I can replicate this by causing a panic just after config save on a full install with sync on the filesystem. If a minute or two has passed before the power loss or crash, the config is fine, so it does appear to be somewhat related to filesystem data not being fully flushed to disk at at the time.
Checking the timestamp on the 0-byte config.xml it is from before the reboot.
Updated by Chris Buechler over 9 years ago
- Assignee set to Renato Botelho
- Affected Version changed from 2.2.3 to All
Updated by Chris Buechler over 9 years ago
Updated by Jim Thompson over 9 years ago
This needs similar work (and a PHP extension, because fsync() isn't possible via PHP) to what fixed the corruption of /etc/master.passwd and /etc/group.
Updated by Kill Bill over 9 years ago
Jim Thompson wrote:
This needs similar work (and a PHP extension, because fsync() isn't possible via PHP) to what fixed the corruption of /etc/master.passwd and /etc/group.

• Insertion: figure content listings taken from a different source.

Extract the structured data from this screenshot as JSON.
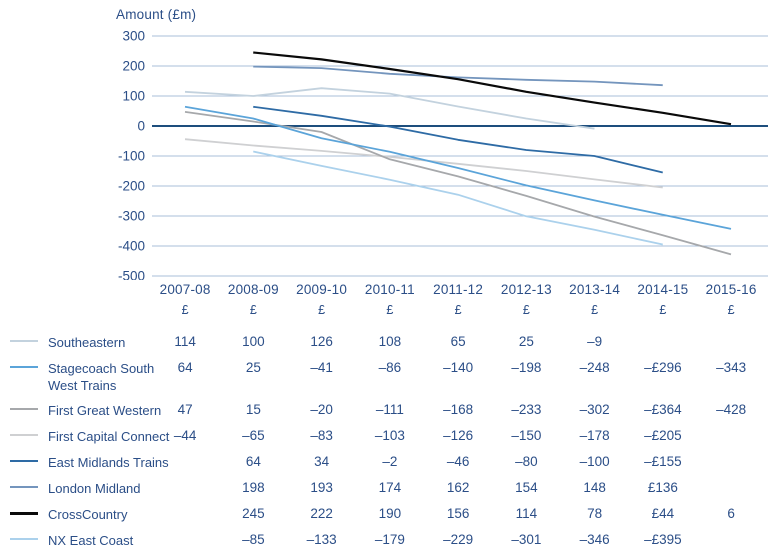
{
  "chart_data": {
    "type": "line",
    "title": "Amount (£m)",
    "ylabel": "Amount (£m)",
    "ylim": [
      -500,
      300
    ],
    "ytick_step": 100,
    "yticks": [
      300,
      200,
      100,
      0,
      -100,
      -200,
      -300,
      -400,
      -500
    ],
    "grid": "horizontal-only",
    "legend_position": "bottom-left-table",
    "categories": [
      "2007-08",
      "2008-09",
      "2009-10",
      "2010-11",
      "2011-12",
      "2012-13",
      "2013-14",
      "2014-15",
      "2015-16"
    ],
    "currency_symbol": "£",
    "series": [
      {
        "name": "Southeastern",
        "color": "#c3d2de",
        "values": [
          114,
          100,
          126,
          108,
          65,
          25,
          -9,
          null,
          null
        ],
        "display": [
          "114",
          "100",
          "126",
          "108",
          "65",
          "25",
          "–9",
          "",
          ""
        ]
      },
      {
        "name": "Stagecoach South West Trains",
        "name_lines": [
          "Stagecoach South",
          "West Trains"
        ],
        "color": "#5ba4d9",
        "values": [
          64,
          25,
          -41,
          -86,
          -140,
          -198,
          -248,
          -296,
          -343
        ],
        "display": [
          "64",
          "25",
          "–41",
          "–86",
          "–140",
          "–198",
          "–248",
          "–£296",
          "–343"
        ]
      },
      {
        "name": "First Great Western",
        "color": "#a6a8ab",
        "values": [
          47,
          15,
          -20,
          -111,
          -168,
          -233,
          -302,
          -364,
          -428
        ],
        "display": [
          "47",
          "15",
          "–20",
          "–111",
          "–168",
          "–233",
          "–302",
          "–£364",
          "–428"
        ]
      },
      {
        "name": "First Capital Connect",
        "color": "#cfd0d2",
        "values": [
          -44,
          -65,
          -83,
          -103,
          -126,
          -150,
          -178,
          -205,
          null
        ],
        "display": [
          "–44",
          "–65",
          "–83",
          "–103",
          "–126",
          "–150",
          "–178",
          "–£205",
          ""
        ]
      },
      {
        "name": "East Midlands Trains",
        "color": "#2e6ba5",
        "values": [
          null,
          64,
          34,
          -2,
          -46,
          -80,
          -100,
          -155,
          null
        ],
        "display": [
          "",
          "64",
          "34",
          "–2",
          "–46",
          "–80",
          "–100",
          "–£155",
          ""
        ]
      },
      {
        "name": "London Midland",
        "color": "#7495bd",
        "values": [
          null,
          198,
          193,
          174,
          162,
          154,
          148,
          136,
          null
        ],
        "display": [
          "",
          "198",
          "193",
          "174",
          "162",
          "154",
          "148",
          "£136",
          ""
        ]
      },
      {
        "name": "CrossCountry",
        "color": "#0a0a0a",
        "values": [
          null,
          245,
          222,
          190,
          156,
          114,
          78,
          44,
          6
        ],
        "display": [
          "",
          "245",
          "222",
          "190",
          "156",
          "114",
          "78",
          "£44",
          "6"
        ]
      },
      {
        "name": "NX East Coast",
        "color": "#abd1ec",
        "values": [
          null,
          -85,
          -133,
          -179,
          -229,
          -301,
          -346,
          -395,
          null
        ],
        "display": [
          "",
          "–85",
          "–133",
          "–179",
          "–229",
          "–301",
          "–346",
          "–£395",
          ""
        ]
      }
    ],
    "styles": {
      "background": "#ffffff",
      "text_color": "#2b4e87",
      "grid_color": "#aabfd9",
      "zero_line_color": "#1d4e7d"
    }
  }
}
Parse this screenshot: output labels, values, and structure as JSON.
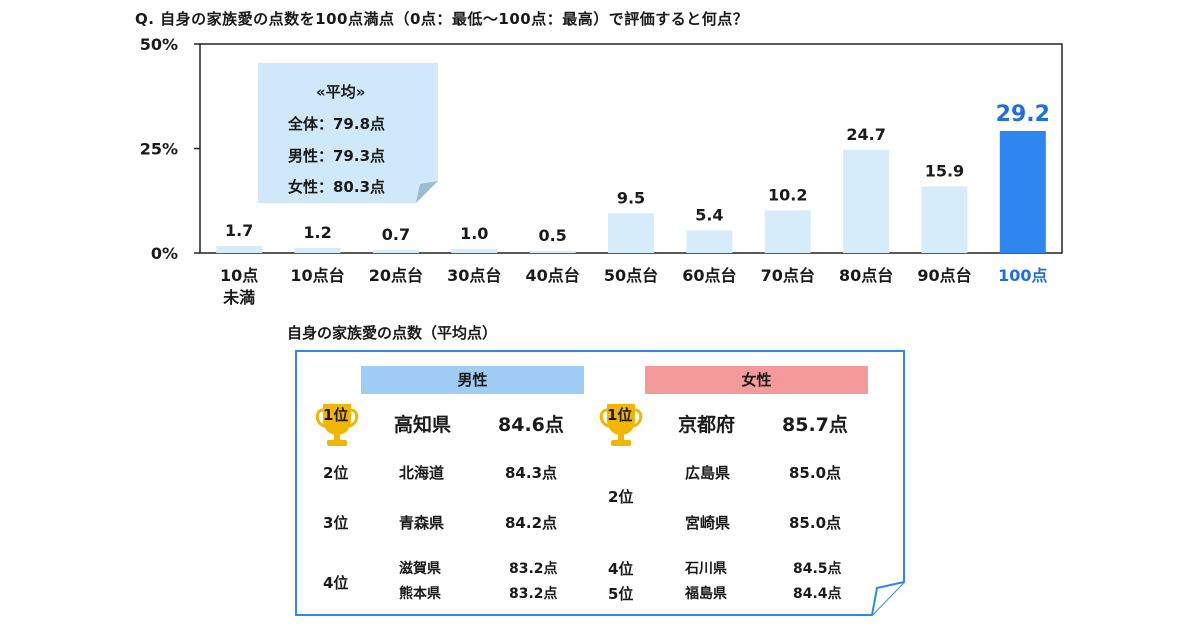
{
  "question": "Q.  自身の家族愛の点数を100点満点（0点：最低～100点：最高）で評価すると何点？",
  "chart_data": {
    "type": "bar",
    "categories": [
      "10点未満",
      "10点台",
      "20点台",
      "30点台",
      "40点台",
      "50点台",
      "60点台",
      "70点台",
      "80点台",
      "90点台",
      "100点"
    ],
    "category_lines": [
      [
        "10点",
        "未満"
      ],
      [
        "10点台"
      ],
      [
        "20点台"
      ],
      [
        "30点台"
      ],
      [
        "40点台"
      ],
      [
        "50点台"
      ],
      [
        "60点台"
      ],
      [
        "70点台"
      ],
      [
        "80点台"
      ],
      [
        "90点台"
      ],
      [
        "100点"
      ]
    ],
    "values": [
      1.7,
      1.2,
      0.7,
      1.0,
      0.5,
      9.5,
      5.4,
      10.2,
      24.7,
      15.9,
      29.2
    ],
    "value_labels": [
      "1.7",
      "1.2",
      "0.7",
      "1.0",
      "0.5",
      "9.5",
      "5.4",
      "10.2",
      "24.7",
      "15.9",
      "29.2"
    ],
    "ylim": [
      0,
      50
    ],
    "yticks": [
      0,
      25,
      50
    ],
    "ytick_labels": [
      "0%",
      "25%",
      "50%"
    ],
    "highlight_index": 10,
    "colors": {
      "bar": "#d6ecfb",
      "highlight": "#2f86f0",
      "highlight_text": "#1f6fe0"
    }
  },
  "average_box": {
    "title": "«平均»",
    "lines": [
      "全体：79.8点",
      "男性：79.3点",
      "女性：80.3点"
    ],
    "fill": "#cfe9fa"
  },
  "ranking": {
    "title": "自身の家族愛の点数（平均点）",
    "male": {
      "header": "男性",
      "rows": [
        {
          "rank": "1位",
          "name": "高知県",
          "score": "84.6点"
        },
        {
          "rank": "2位",
          "name": "北海道",
          "score": "84.3点"
        },
        {
          "rank": "3位",
          "name": "青森県",
          "score": "84.2点"
        },
        {
          "rank": "4位",
          "name": "滋賀県",
          "score": "83.2点"
        },
        {
          "rank": "",
          "name": "熊本県",
          "score": "83.2点"
        }
      ]
    },
    "female": {
      "header": "女性",
      "rows": [
        {
          "rank": "1位",
          "name": "京都府",
          "score": "85.7点"
        },
        {
          "rank": "2位",
          "name": "広島県",
          "score": "85.0点"
        },
        {
          "rank": "",
          "name": "宮崎県",
          "score": "85.0点"
        },
        {
          "rank": "4位",
          "name": "石川県",
          "score": "84.5点"
        },
        {
          "rank": "5位",
          "name": "福島県",
          "score": "84.4点"
        }
      ]
    },
    "colors": {
      "frame": "#2f86f0",
      "male_header": "#9fcdf5",
      "female_header": "#f59a9a",
      "trophy": "#f2b600"
    }
  }
}
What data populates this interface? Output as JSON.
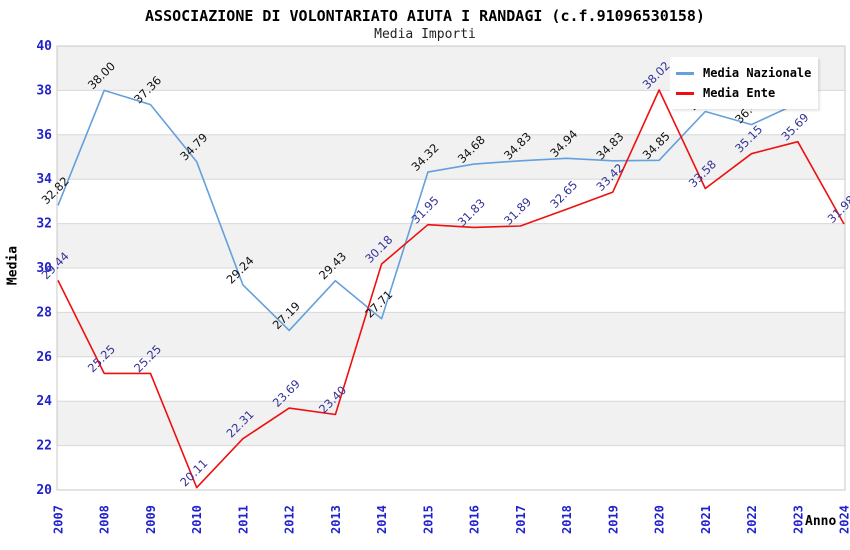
{
  "header": {
    "title": "ASSOCIAZIONE DI VOLONTARIATO AIUTA I RANDAGI (c.f.91096530158)",
    "subtitle": "Media Importi"
  },
  "legend": {
    "items": [
      {
        "label": "Media Nazionale",
        "color": "#64A0DC"
      },
      {
        "label": "Media Ente",
        "color": "#EE1010"
      }
    ]
  },
  "axes": {
    "y_label": "Media",
    "x_label": "Anno",
    "y_ticks": [
      40,
      38,
      36,
      34,
      32,
      30,
      28,
      26,
      24,
      22,
      20
    ],
    "tick_color": "#2222CC",
    "grid_color": "#D8D8D8",
    "band_color": "#F1F1F1",
    "border_color": "#C8C8C8"
  },
  "chart_data": {
    "type": "line",
    "title": "Media Importi",
    "xlabel": "Anno",
    "ylabel": "Media",
    "ylim": [
      20,
      40
    ],
    "grid": true,
    "legend_position": "top-right",
    "x": [
      "2007",
      "2008",
      "2009",
      "2010",
      "2011",
      "2012",
      "2013",
      "2014",
      "2015",
      "2016",
      "2017",
      "2018",
      "2019",
      "2020",
      "2021",
      "2022",
      "2023",
      "2024"
    ],
    "series": [
      {
        "name": "Media Nazionale",
        "color": "#64A0DC",
        "label_color": "#111111",
        "values": [
          32.82,
          38.0,
          37.36,
          34.79,
          29.24,
          27.19,
          29.43,
          27.71,
          34.32,
          34.68,
          34.83,
          34.94,
          34.83,
          34.85,
          37.05,
          36.46,
          37.43,
          null
        ],
        "labels": [
          "32.82",
          "38.00",
          "37.36",
          "34.79",
          "29.24",
          "27.19",
          "29.43",
          "27.71",
          "34.32",
          "34.68",
          "34.83",
          "34.94",
          "34.83",
          "34.85",
          "37.05",
          "36.46",
          "",
          ""
        ]
      },
      {
        "name": "Media Ente",
        "color": "#EE1010",
        "label_color": "#333399",
        "values": [
          29.44,
          25.25,
          25.25,
          20.11,
          22.31,
          23.69,
          23.4,
          30.18,
          31.95,
          31.83,
          31.89,
          32.65,
          33.42,
          38.02,
          33.58,
          35.15,
          35.69,
          31.98
        ],
        "labels": [
          "29.44",
          "25.25",
          "25.25",
          "20.11",
          "22.31",
          "23.69",
          "23.40",
          "30.18",
          "31.95",
          "31.83",
          "31.89",
          "32.65",
          "33.42",
          "38.02",
          "33.58",
          "35.15",
          "35.69",
          "31.98"
        ]
      }
    ]
  }
}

Well, fsync()/fdatasync() is definitely possible with devel/pecl-eio (http://docs.php.net/manual/en/function.eio-fsync.php, http://docs.php.net/manual/en/function.eio-fdatasync.php)
Updated by Renato Botelho over 9 years ago
- Status changed from Confirmed to Feedback
- % Done changed from 0 to 100
Please try next round of snapshots, a pfSense_fsync was implemented and is being used to make config.xml save operation safer.
Updated by Chris Buechler over 9 years ago
this looks to be fixed. Up to 15 cycles with no issues in a circumstance that would fail at least 50% of the time before. Leaving the power cycle test rig running in a loop overnight.
Updated by Chris Buechler over 9 years ago
The config.xml portion was fine with Renato's change, but missed other parts of /cf/conf/. Jim T's earlier change gets the entire directory. It's been through over 500 power cycles, with no issues. Just need to verify again with latest snapshot build, as the tested system was patched. That's running now.
Updated by Chris Buechler over 9 years ago
- Status changed from Feedback to Resolved
I'm confident in this, snapshots including all relevant changes have been through the config_write loop torture test, dropping power in the middle of writing the config repeatedly in a loop, upwards of 600 times with no ill effects.